The NGO noted in particular in the case of San Pedro Sula and Honduras’s Capital District that the lack of official data in 2014 complicated calculations, although a report by local daily La Tribuna suggested that there were 678 and 339 fewer homicides in each respectively compared to 2013.
Many governments at a national or local level sought to doctor or conceal homicide figures outright.
The lack of official figures for Venezuela also “represents a huge challenge for determining the actual homicide rate,” the report notes. “The government, instead of transparency and publishing accounts, prefers secrecy or propaganda,” the authors added, who instead in their calculations for Caracas relied upon the number of bodies registered at the city’s Bello Monte morgue, of which almost 80 percent were homicides. According to the report, the Venezuelan capital witnessed 3,797 murders in 2014, equivalent to a rate of 115.98, second overall.

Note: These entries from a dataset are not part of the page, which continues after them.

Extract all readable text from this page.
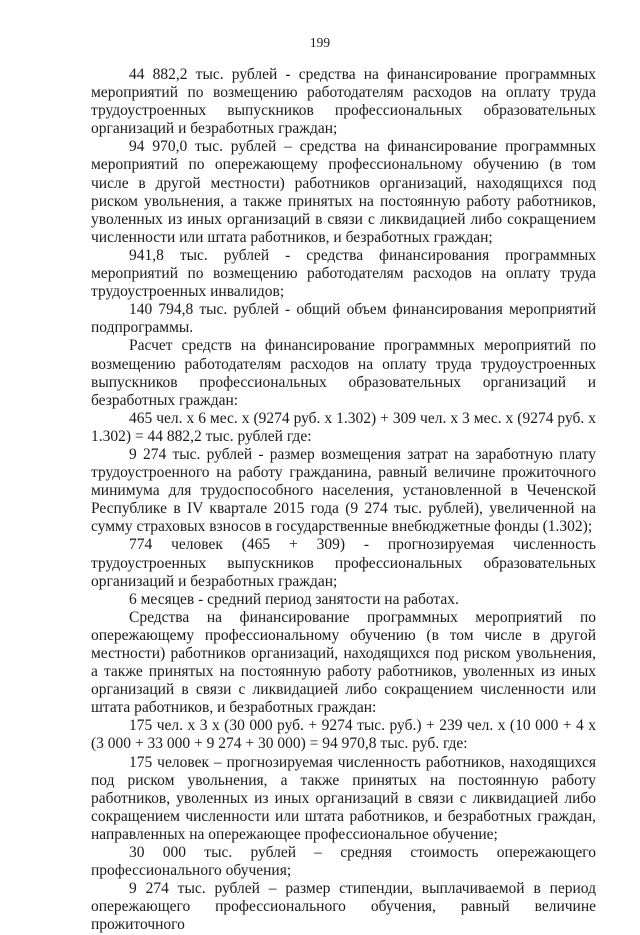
199

44 882,2 тыс. рублей - средства на финансирование программных мероприятий по возмещению работодателям расходов на оплату труда трудоустроенных выпускников профессиональных образовательных организаций и безработных граждан;

94 970,0 тыс. рублей – средства на финансирование программных мероприятий по опережающему профессиональному обучению (в том числе в другой местности) работников организаций, находящихся под риском увольнения, а также принятых на постоянную работу работников, уволенных из иных организаций в связи с ликвидацией либо сокращением численности или штата работников, и безработных граждан;

941,8 тыс. рублей - средства финансирования программных мероприятий по возмещению работодателям расходов на оплату труда трудоустроенных инвалидов;

140 794,8 тыс. рублей - общий объем финансирования мероприятий подпрограммы.

Расчет средств на финансирование программных мероприятий по возмещению работодателям расходов на оплату труда трудоустроенных выпускников профессиональных образовательных организаций и безработных граждан:

465 чел. х 6 мес. х (9274 руб. х 1.302) + 309 чел. х 3 мес. х (9274 руб. х 1.302) = 44 882,2 тыс. рублей где:

9 274 тыс. рублей - размер возмещения затрат на заработную плату трудоустроенного на работу гражданина, равный величине прожиточного минимума для трудоспособного населения, установленной в Чеченской Республике в IV квартале 2015 года (9 274 тыс. рублей), увеличенной на сумму страховых взносов в государственные внебюджетные фонды (1.302);

774 человек (465 + 309) - прогнозируемая численность трудоустроенных выпускников профессиональных образовательных организаций и безработных граждан;

6 месяцев - средний период занятости на работах.

Средства на финансирование программных мероприятий по опережающему профессиональному обучению (в том числе в другой местности) работников организаций, находящихся под риском увольнения, а также принятых на постоянную работу работников, уволенных из иных организаций в связи с ликвидацией либо сокращением численности или штата работников, и безработных граждан:

175 чел. х 3 х (30 000 руб. + 9274 тыс. руб.) + 239 чел. х (10 000 + 4 х (3 000 + 33 000 + 9 274 + 30 000) = 94 970,8 тыс. руб. где:

175 человек – прогнозируемая численность работников, находящихся под риском увольнения, а также принятых на постоянную работу работников, уволенных из иных организаций в связи с ликвидацией либо сокращением численности или штата работников, и безработных граждан, направленных на опережающее профессиональное обучение;

30 000 тыс. рублей – средняя стоимость опережающего профессионального обучения;

9 274 тыс. рублей – размер стипендии, выплачиваемой в период опережающего профессионального обучения, равный величине прожиточного
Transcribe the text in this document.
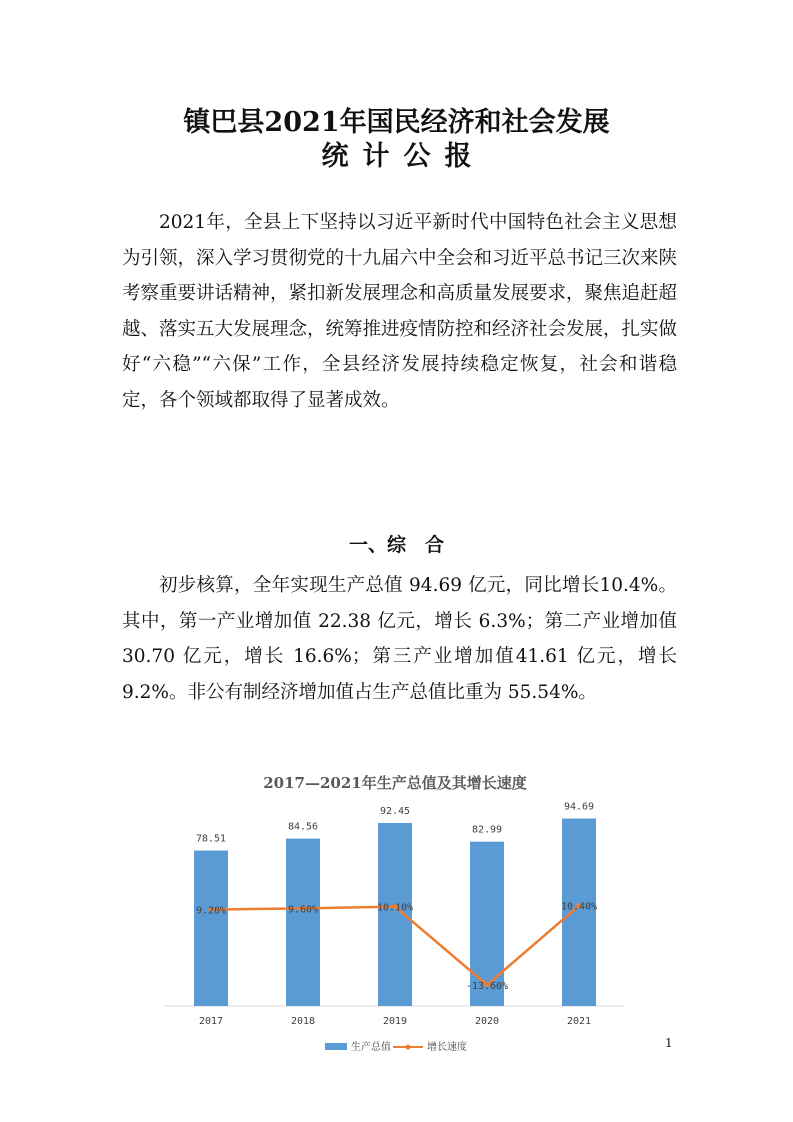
镇巴县2021年国民经济和社会发展
统计公报

2021年，全县上下坚持以习近平新时代中国特色社会主义思想为引领，深入学习贯彻党的十九届六中全会和习近平总书记三次来陕考察重要讲话精神，紧扣新发展理念和高质量发展要求，聚焦追赶超越、落实五大发展理念，统筹推进疫情防控和经济社会发展，扎实做好“六稳”“六保”工作，全县经济发展持续稳定恢复，社会和谐稳定，各个领域都取得了显著成效。

一、综　合

初步核算，全年实现生产总值 94.69 亿元，同比增长10.4%。其中，第一产业增加值 22.38 亿元，增长 6.3%；第二产业增加值 30.70 亿元，增长 16.6%；第三产业增加值41.61 亿元，增长 9.2%。非公有制经济增加值占生产总值比重为 55.54%。

2017—2021年生产总值及其增长速度
78.51
2017
84.56
2018
92.45
2019
82.99
2020
94.69
2021
9.20%	9.60%	10.10%
-13.60%
10.40%
生产总值	增长速度	1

On the theme of transparency, while the report hails authorities in Mexico’s Acapulco (in third place overall, with 883 homicides) for their “transparent and regular diffusion” of crime data on a monthly basis, it raises concerns about the tendency of federal authorities elsewhere to submit “doubtful, if not manipulated” figures. The report also praised The National System of Public Security (SNSP) for its “genuine efforts” to produce and disseminate truthful information.
Colombia: A Ray of Hope
Despite the grim news from elsewhere, several cities significantly reduced homicide rates and exited the top 50. Colombia’s Santa Marta, San Juan (Puerto Rico), Maracaibo (Venezuela), and Puerto Principe (Haiti) were all out, while Brazil’s Curitiba, Porto Alegre, and Teresinha joined Obregón, Mexico, in filling the gaps.
Medellín moved from 10th position in 2010 to number 49 in 2013, and is almost certain to soon exit the list altogether.
Within Colombia, Medellín proved a model, having moved from 10th position in 2010 with a homicide rate of 83 for every 100,000 inhabitants, to number 49 ranking, with a rate of 27.
“It’s almost certain that Medellín will soon exit the ranking,” the report predicts, noting that if the rate for number 50 in 2013 (30 homicides for every 100,000 residents) had remained consistent into 2014, the central Colombian city would already have done so.
The NGO further highlights the city’s progress since the period from the 1980s to 2003, when it was the most dangerous in the world, with homicide rates higher than 400 per 100,000.
There was also good news for Torreón, Mexico, where the murder rate dropped by almost half, from 54.24 in 2013 to 27.81 in 2014, bringing it down to number 48 in the list.
“What we want is for no one, neither governors nor governed, to want their city to figure in this ranking, and if it already is, to put their maximum effort into it exiting the list as soon as possible,” the report’s authors concluded.